Top-Down Proteomics with Intact Proteins
Characterization of Intact Proteins
Bottom-up proteomics (analyzing peptides that result from protein digestion) has demonstrated the capability for broad proteome coverage and good throughput, but is not ideally suited to the discovery and identification of modified proteins. Top-down proteomics (including subjecting intact protein ions to gas-phase dissociation) allows the study of modified proteins, but coverage, sensitivity, and throughput are still problematic.
Our approach is based on the combination of bottom-up with intact protein analyses to characterize modified proteins. Fractionation at the intact protein level is typically employed to reduce complexity and increase measurement dynamic range. Bottom-up measurements are used to identify the subset of proteins present in each fraction. These identifications are then used in combination with high-accuracy intact protein mass measurements (employing FTICR) to achieve protein and modified-protein identifications.

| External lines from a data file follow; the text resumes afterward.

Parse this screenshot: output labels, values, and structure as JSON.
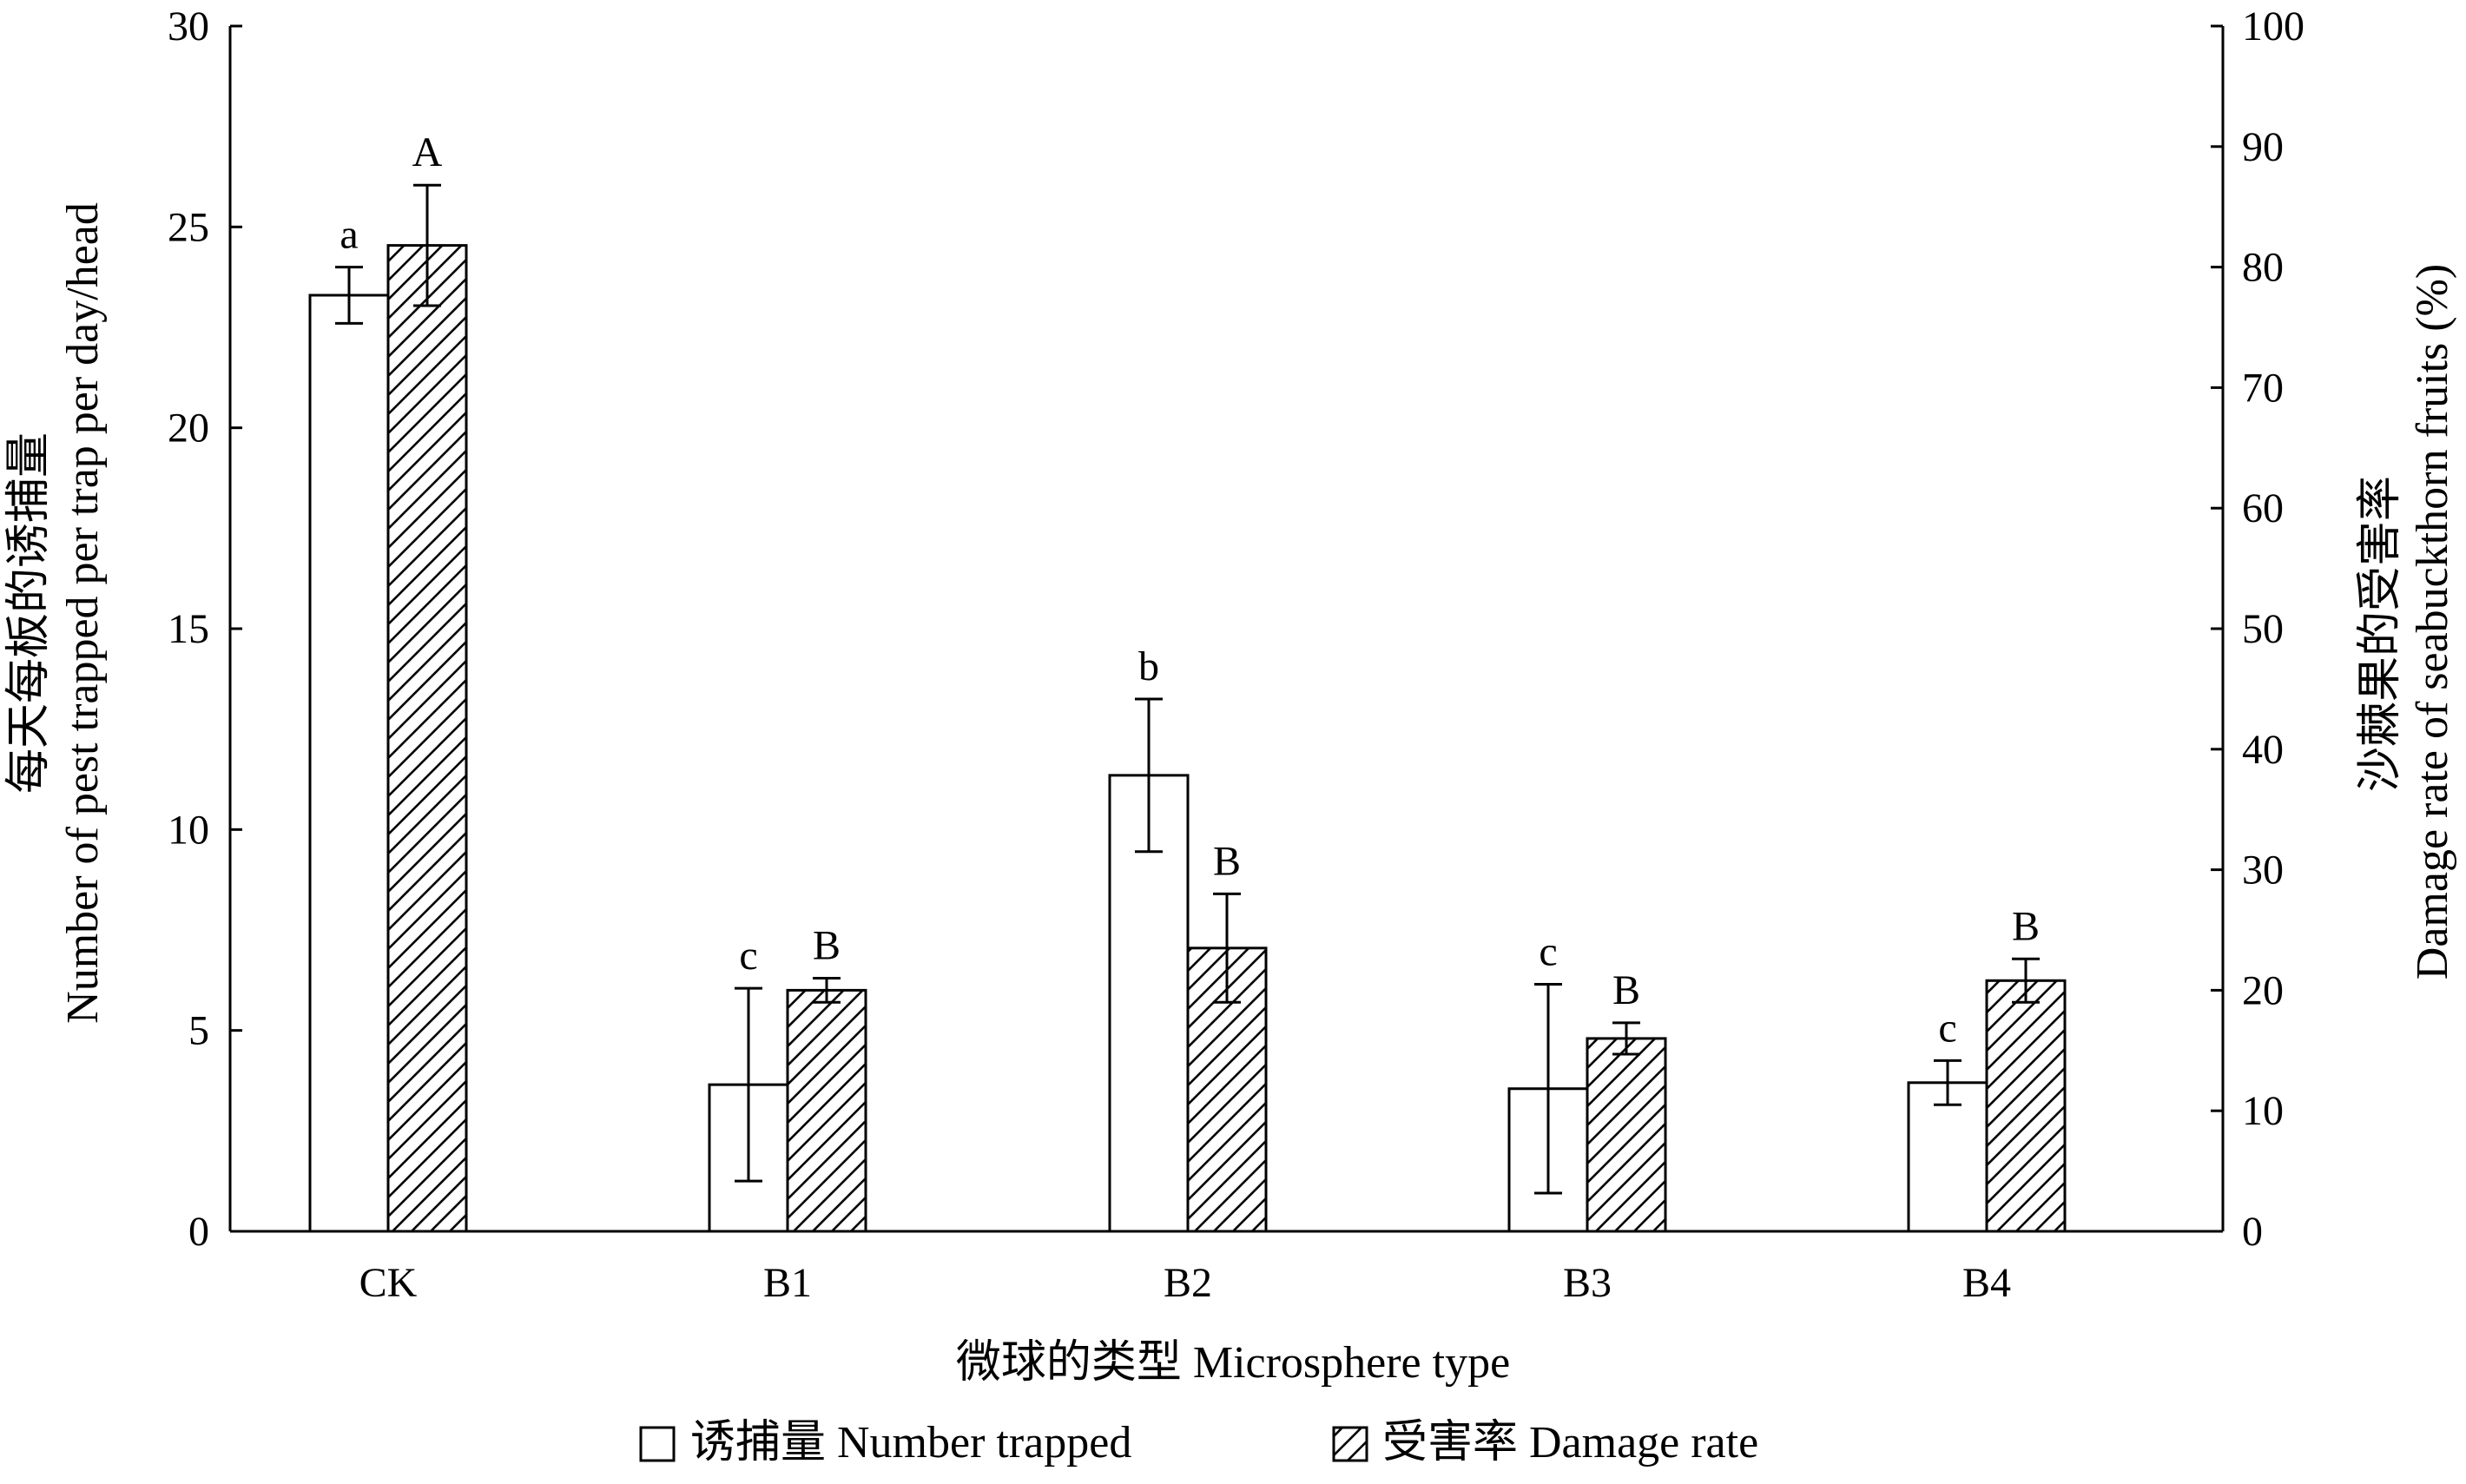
{
  "chart_data": {
    "type": "bar",
    "categories": [
      "CK",
      "B1",
      "B2",
      "B3",
      "B4"
    ],
    "xlabel": "微球的类型  Microsphere type",
    "ylabel_left": [
      "每天每板的诱捕量",
      "Number of pest trapped per trap per day/head"
    ],
    "ylabel_right": [
      "沙棘果的受害率",
      "Damage rate of seabuckthorn fruits (%)"
    ],
    "y_left": {
      "lim": [
        0,
        30
      ],
      "ticks": [
        0,
        5,
        10,
        15,
        20,
        25,
        30
      ]
    },
    "y_right": {
      "lim": [
        0,
        100
      ],
      "ticks": [
        0,
        10,
        20,
        30,
        40,
        50,
        60,
        70,
        80,
        90,
        100
      ]
    },
    "grid": false,
    "legend_position": "bottom",
    "series": [
      {
        "name": "诱捕量  Number trapped",
        "axis": "left",
        "pattern": "open",
        "values": [
          23.3,
          3.65,
          11.35,
          3.55,
          3.7
        ],
        "errors": [
          0.7,
          2.4,
          1.9,
          2.6,
          0.55
        ],
        "labels": [
          "a",
          "c",
          "b",
          "c",
          "c"
        ]
      },
      {
        "name": "受害率  Damage rate",
        "axis": "right",
        "pattern": "hatched",
        "values": [
          81.8,
          20.0,
          23.5,
          16.0,
          20.8
        ],
        "errors": [
          5.0,
          1.0,
          4.5,
          1.3,
          1.8
        ],
        "labels": [
          "A",
          "B",
          "B",
          "B",
          "B"
        ]
      }
    ]
  }
}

Unidentified species are characterized using a conventional top-down analysis tool, electron capture dissociation (ECD). However, our approach dramatically reduced the number of candidates for ECD, and thus enables more efficient use of this technique, which has been proven not to be ideally suited to on-line combination with separations.
This capability can easily be combined with relative (e.g., 14N/15N stable isotope labeling) and absolute abundance measurements to discover differences in protein abundances between different cell states. Furthermore, species of interest can be characterized using FTICR-targeted MS/MS capability developed recently at PNNL.